Zirka 1/2 Liter Wasser zum Kochen bringen; dann eine Handvoll klein geschnittenen Speck und eine klein geschnittene Karotte sowie geschnittenen Sellerie hinzufügen. Den Topfinhalt so lange köcheln lassen, bis alles weich ist; danach eine Handvoll Weißer-Gänsefuß-Blätter beifügen und ungefähr 10 Minuten weiter kochen. Der Weiße Gänsefuß hat einen sehr milden Geschmack, teilweise ähnlich wie Spinat.
Um den Eintopf etwas einzudicken, wird in einem Gefäß etwas Fett und handgemahlenes Mehl der Getreidesorte Emmer miteinander vermischt und hineingegossen.
Danach mit einer Prise Salz nachwürzen.
Da der Eintopf kaum gewürzt wurde, bis auf ganz wenig Salz und die Gänsefußblätter, erhält die Speise einen milden, aber doch angenehm aromatischen Geschmack.

 

knoblauchraukeEin weiterer kulinarischer Bestandteil des Eintopfes unserer steinzeitlichen Vorfahren war die Knoblauchrauke.
An Ablagerungen in den Innenwänden von steinzeitlichen Töpfen aus verschiedenen Ausgrabungsstätten in Deutschland (Neustadt) und Dänemark (Åkonge, Stenø) entdeckte man Überreste der Knoblauchrauke, zusammen mit Fleisch- und Fischresten. Da die Pflanze keinen Nährwert besitzt, jedoch beim Zerreiben der Blätter nach Knoblauch riecht und auch so schmeckt, wurde diese vermutlich als Gewürz verwendet. Die Pflanze sollte jedoch nur frisch verwendet werden. Getrocknet verliert das Kraut sowohl Geschmack als auch die Wirkung.

Die Frage, die ich mir stellte war: Wie schmeckt die Knoblauchrauke in einem Eintopf?

Um diese Frage zu beantworten, machte ich mich auf die Suche nach dieser Knoblauchrauke und fand sie nicht unweit meines Hauses auf einer kaum genutzten Wiese.
Beim Zerreiben der Blätter konnte man bereits den typischen Knoblauchgeruch wahrnehmen.
Für den einfachen Eintopf wurden zwei Handvoll Getreidekörner, Linsen (über Nacht eingeweicht), Karotten, Sellerie, Lauchzwiebel, etwas Speck und eine Prise Salz in Wasser weich gekocht.

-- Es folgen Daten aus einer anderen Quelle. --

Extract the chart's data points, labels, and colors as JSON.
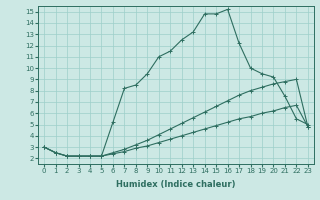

Erst kurz vor Kochende gibt man dann die Knoblauchrauke hinzu. Würde man sie von Anfang an mitkochen, verliert sie den typischen Knoblauchgeschmack.
Das Ergebnis war ein gut und pikant schmeckender Eintopf.

Was bei solchen Experimenten natürlich immer zu bedenken ist, dass man nie von dem Geschmacksempfinden für heutige Speisen auf jene in vergangenen Zeiten schließen darf. Denn wie jede Kultur eine andere Geschmacksrichtung bevorzugt, so muss man, auch hinsichtlich der fehlenden Rohstoffe, auf ein anderes Geschmacksempfinden bei vergangenen Kulturen schließen.

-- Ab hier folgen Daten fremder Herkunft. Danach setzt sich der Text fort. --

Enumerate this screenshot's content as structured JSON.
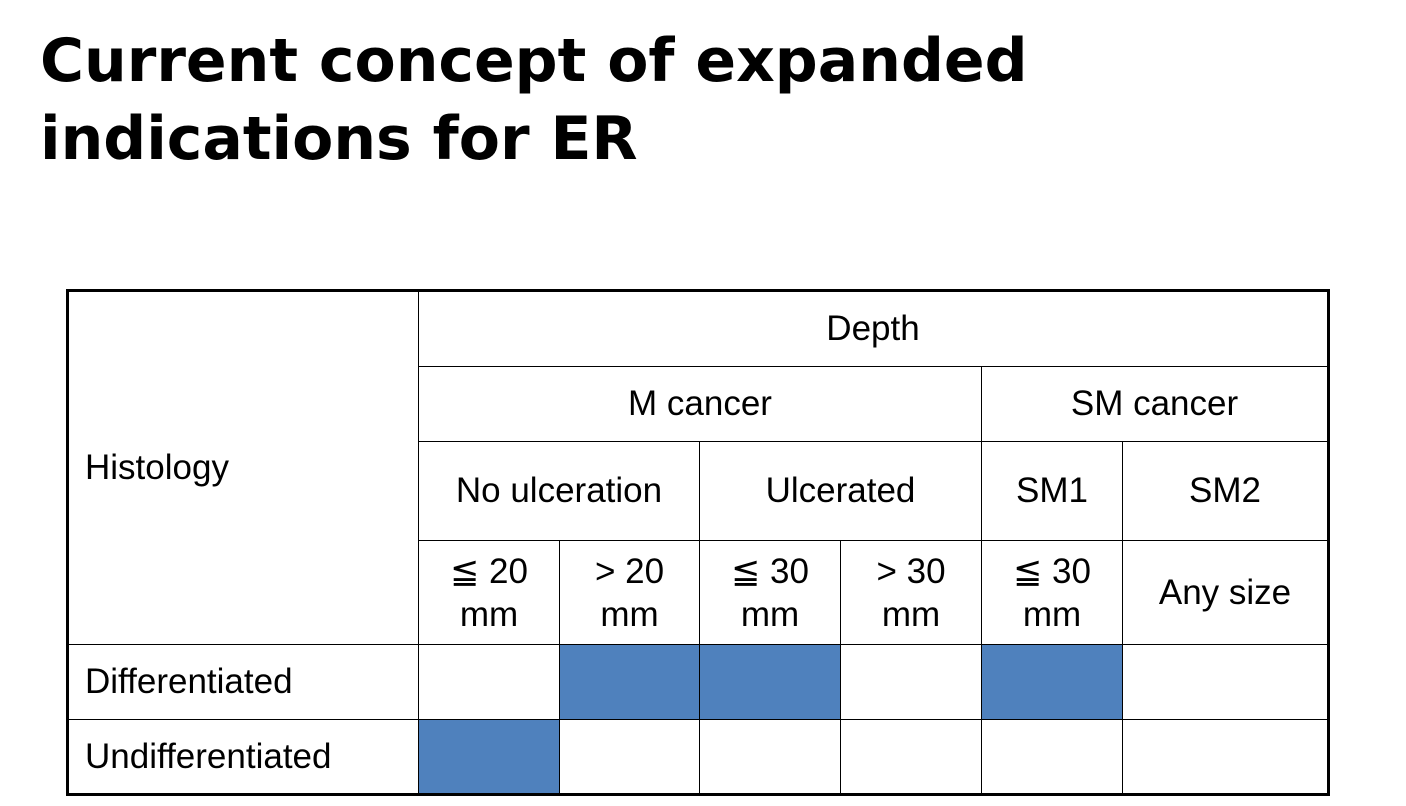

Um über die Zusammensetzung steinzeitlicher Speisen Kenntnis zu erhalten, bedarf es jedoch der Zusammenarbeit verschiedenster Fachrichtungen. Allerdings lassen sich geschmackliche Eigenschaften von Speisen wie die Würze, aber auch verschiedene Essgewohnheiten nur teilweise rekonstruieren.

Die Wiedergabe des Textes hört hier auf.